Rand rout on the cards as Citigroup, Morgan Stanley’s bearish bets stack up

By Robert Brand

(Bloomberg) — South Africa’s rand has held up remarkably well this quarter, considering the headwinds: an economy in recession, credit ratings reduced to junk, a government mired in allegations of corruption and a ruling party distracted by a power struggle. It won’t last, say Citigroup and Morgan Stanley.

The rand has gained 3.1 percent against the dollar since the end of March as the country’s relatively high yields continued to attract buyers. South African 10-year government bonds yield 8.7 percent, second only to Turkey among 28 developing nations tracked by Bloomberg indexes. That’s handed investors a  carry trade return of 4.6 percent. But the rand’s predicted return for the next quarter, based on forecasts for the currency plus interest rates, was a negative 2.1 percent on Thursday, worse than all but three emerging-market peers.

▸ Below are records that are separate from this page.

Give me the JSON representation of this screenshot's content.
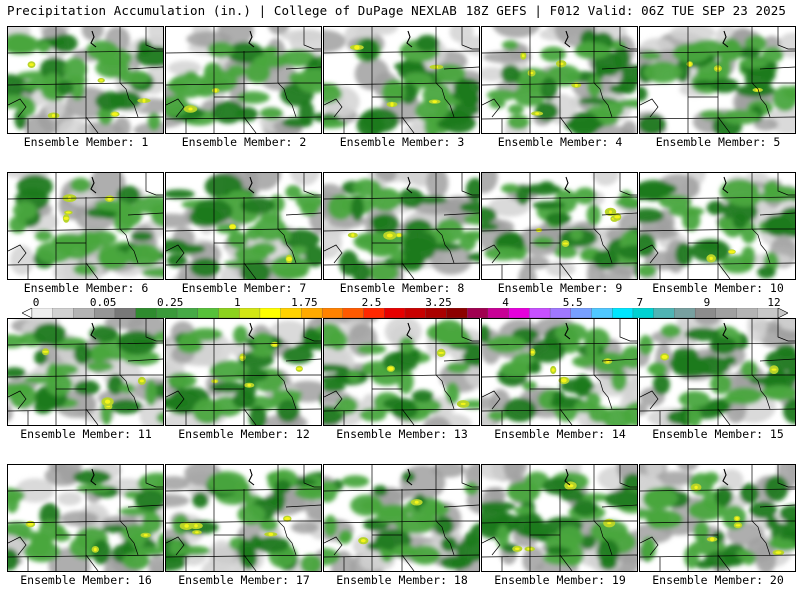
{
  "header": {
    "title_left": "Precipitation Accumulation (in.) | College of DuPage NEXLAB",
    "title_right": "18Z GEFS | F012 Valid: 06Z TUE SEP 23 2025"
  },
  "colors": {
    "trace_gray": "#d4d4d4",
    "light_gray": "#a0a0a0",
    "green_light": "#4aa63e",
    "green_dark": "#1f7a1f",
    "yellow_green": "#b8d42a",
    "yellow": "#f5f51a",
    "boundary": "#000000"
  },
  "members": [
    {
      "label": "Ensemble Member: 1"
    },
    {
      "label": "Ensemble Member: 2"
    },
    {
      "label": "Ensemble Member: 3"
    },
    {
      "label": "Ensemble Member: 4"
    },
    {
      "label": "Ensemble Member: 5"
    },
    {
      "label": "Ensemble Member: 6"
    },
    {
      "label": "Ensemble Member: 7"
    },
    {
      "label": "Ensemble Member: 8"
    },
    {
      "label": "Ensemble Member: 9"
    },
    {
      "label": "Ensemble Member: 10"
    },
    {
      "label": "Ensemble Member: 11"
    },
    {
      "label": "Ensemble Member: 12"
    },
    {
      "label": "Ensemble Member: 13"
    },
    {
      "label": "Ensemble Member: 14"
    },
    {
      "label": "Ensemble Member: 15"
    },
    {
      "label": "Ensemble Member: 16"
    },
    {
      "label": "Ensemble Member: 17"
    },
    {
      "label": "Ensemble Member: 18"
    },
    {
      "label": "Ensemble Member: 19"
    },
    {
      "label": "Ensemble Member: 20"
    }
  ],
  "colorbar": {
    "labels": [
      "0",
      "0.05",
      "0.25",
      "1",
      "1.75",
      "2.5",
      "3.25",
      "4",
      "5.5",
      "7",
      "9",
      "12"
    ],
    "bins": [
      "#eeeeee",
      "#d2d2d2",
      "#b4b4b4",
      "#969696",
      "#787878",
      "#2e8b2e",
      "#3a9a3a",
      "#46aa46",
      "#56c13a",
      "#8cd21e",
      "#d2e614",
      "#ffff00",
      "#ffd200",
      "#ffaa00",
      "#ff8200",
      "#ff5a00",
      "#ff2800",
      "#e60000",
      "#c80000",
      "#aa0000",
      "#8c0000",
      "#a00050",
      "#c80096",
      "#e600dc",
      "#c850ff",
      "#a078ff",
      "#78a0ff",
      "#50c8ff",
      "#00e6ff",
      "#00d2d2",
      "#50b4b4",
      "#78a0a0",
      "#8c8c8c",
      "#a0a0a0",
      "#b4b4b4",
      "#c8c8c8"
    ]
  }
}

A collection of mixed denomination South African rand banknotes sit in an arranged photo in Johannesburg on June 22, 2017. S Photographer: Waldo Swiegers/Bloomberg

“Over the past few weeks, we have seen the rand’s run of outperformance gradually grind to a halt, and we think it will continue,” Morgan Stanley strategists including Gordian Kemen wrote in a note Thursday. “This underperformance is the result of the cumulative effect of a string of economic and political difficulties that have hit South Africa recently. These setbacks may mark a turning point on sentiment around the rand.”

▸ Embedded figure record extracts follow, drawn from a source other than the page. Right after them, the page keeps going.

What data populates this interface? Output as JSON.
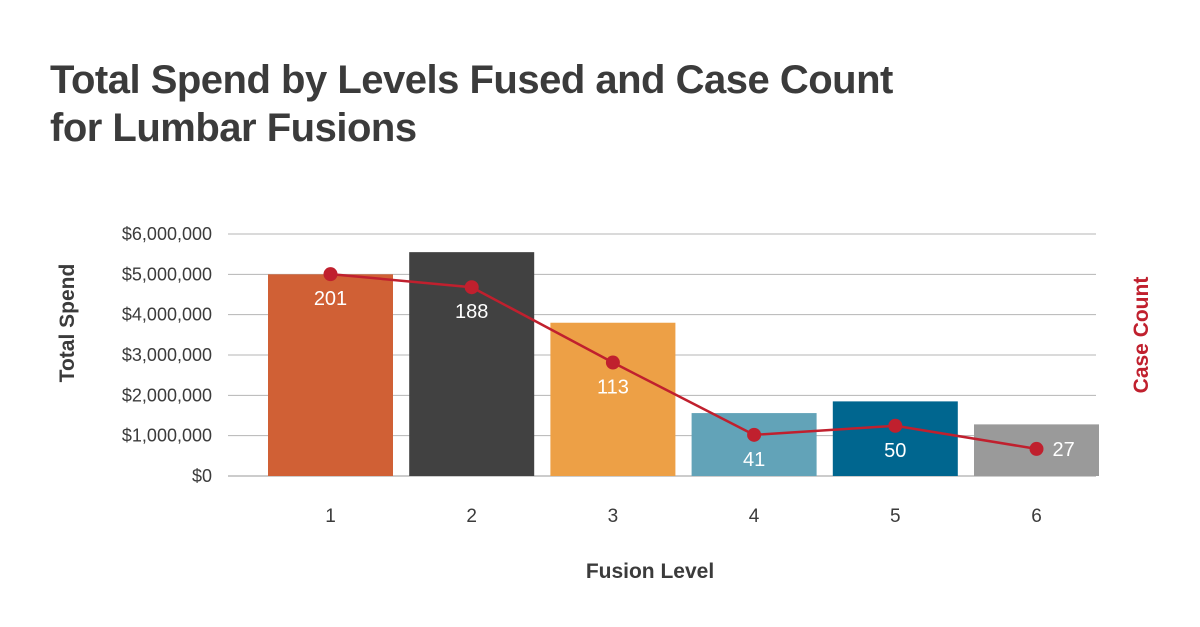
{
  "header": {
    "title_line1": "Total Spend by Levels Fused and Case Count",
    "title_line2": "for Lumbar Fusions"
  },
  "chart_data": {
    "type": "bar",
    "title": "Total Spend by Levels Fused and Case Count for Lumbar Fusions",
    "xlabel": "Fusion Level",
    "ylabel": "Total Spend",
    "y2label": "Case Count",
    "categories": [
      "1",
      "2",
      "3",
      "4",
      "5",
      "6"
    ],
    "ylim": [
      0,
      6000000
    ],
    "yticks": [
      0,
      1000000,
      2000000,
      3000000,
      4000000,
      5000000,
      6000000
    ],
    "ytick_labels": [
      "$0",
      "$1,000,000",
      "$2,000,000",
      "$3,000,000",
      "$4,000,000",
      "$5,000,000",
      "$6,000,000"
    ],
    "y2lim": [
      0,
      241
    ],
    "grid": true,
    "series": [
      {
        "type": "bar",
        "values": [
          5000000,
          5550000,
          3800000,
          1560000,
          1850000,
          1280000
        ],
        "colors": [
          "#d06035",
          "#414141",
          "#eda046",
          "#62a3b8",
          "#00668f",
          "#9a9a9a"
        ]
      },
      {
        "type": "line",
        "axis": "secondary",
        "values": [
          201,
          188,
          113,
          41,
          50,
          27
        ],
        "labels": [
          "201",
          "188",
          "113",
          "41",
          "50",
          "27"
        ],
        "color": "#c0202e"
      }
    ]
  },
  "colors": {
    "title": "#3b3b3b",
    "grid": "#b5b5b5",
    "axis_title_left": "#3b3b3b",
    "axis_title_right": "#c0202e"
  }
}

The bond market is already showing cracks as policy makers from the European Central Bank to the Bank of England prepare to follow the Federal Reserve in tightening policy over the coming months, closing the tap on the flood of money flowing into emerging markets including South Africa.

On Wednesday, foreign investors dumped the most South African bonds since Donald Trump’s election as U.S. president in November sparked an emerging-market selloff. Investors sold a net 4.5 billion rand ($347 million) of rand securities, bringing average daily outflows in the past month to 52 million rand. The country depends on portfolio flows to finance a current-account deficit that swelled from 1.7 percent to 2.1 percent of gross domestic product in the first quarter.

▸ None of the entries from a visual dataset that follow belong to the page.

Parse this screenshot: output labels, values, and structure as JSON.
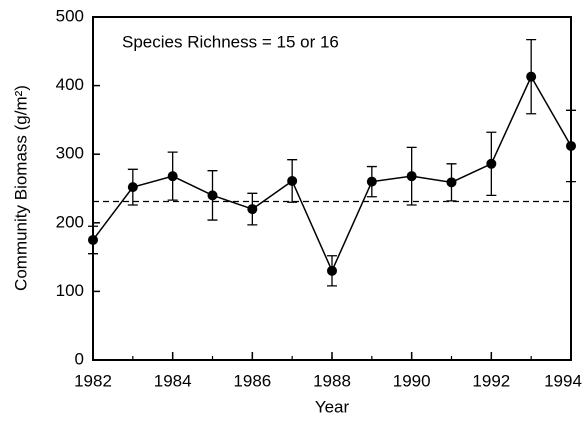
{
  "chart_data": {
    "type": "line",
    "annotation": "Species Richness = 15 or 16",
    "xlabel": "Year",
    "ylabel": "Community Biomass (g/m²)",
    "x": [
      1982,
      1983,
      1984,
      1985,
      1986,
      1987,
      1988,
      1989,
      1990,
      1991,
      1992,
      1993,
      1994
    ],
    "series": [
      {
        "color": "#000000",
        "values": [
          175,
          252,
          268,
          240,
          220,
          261,
          130,
          260,
          268,
          259,
          286,
          413,
          312
        ],
        "errors": [
          20,
          26,
          35,
          36,
          23,
          31,
          22,
          22,
          42,
          27,
          46,
          54,
          52
        ]
      }
    ],
    "reference_line": 231,
    "xlim": [
      1982,
      1994
    ],
    "xticks": [
      1982,
      1984,
      1986,
      1988,
      1990,
      1992,
      1994
    ],
    "ylim": [
      0,
      500
    ],
    "yticks": [
      0,
      100,
      200,
      300,
      400,
      500
    ],
    "grid": false
  }
}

“The potential adjustment in the fixed-income markets may upset higher-yielding flows in emerging markets,” Citigroup strategists Luis Costa and Toller Hao wrote in a note Wednesday. Citigroup closed its short dollar-rand positions and downgraded South African bonds to market weight from overweight. “The rand remains a very sensitive currency relative to fluctuations in portfolio flows.”

Bearish bets are stacking up. The premium of options contracts to sell the rand versus those to buy it over the next three months climbed 40 basis points in the past month to 3.1 percentage points, the highest since April and the most out of 21 emerging-market currencies barring Russia’s ruble. Most developing-nation currencies will continue to do well as the dollar falters and risk appetite remains firm, according to Morgan Stanley. But South Africa’s weak economy and political risk make the rand vulnerable.

“We expect emerging markets to ride out any additional volatility created by a repricing of central bank monetary policy in the developed world,” the Morgan Stanley strategists wrote. “South Africa is an important exception.”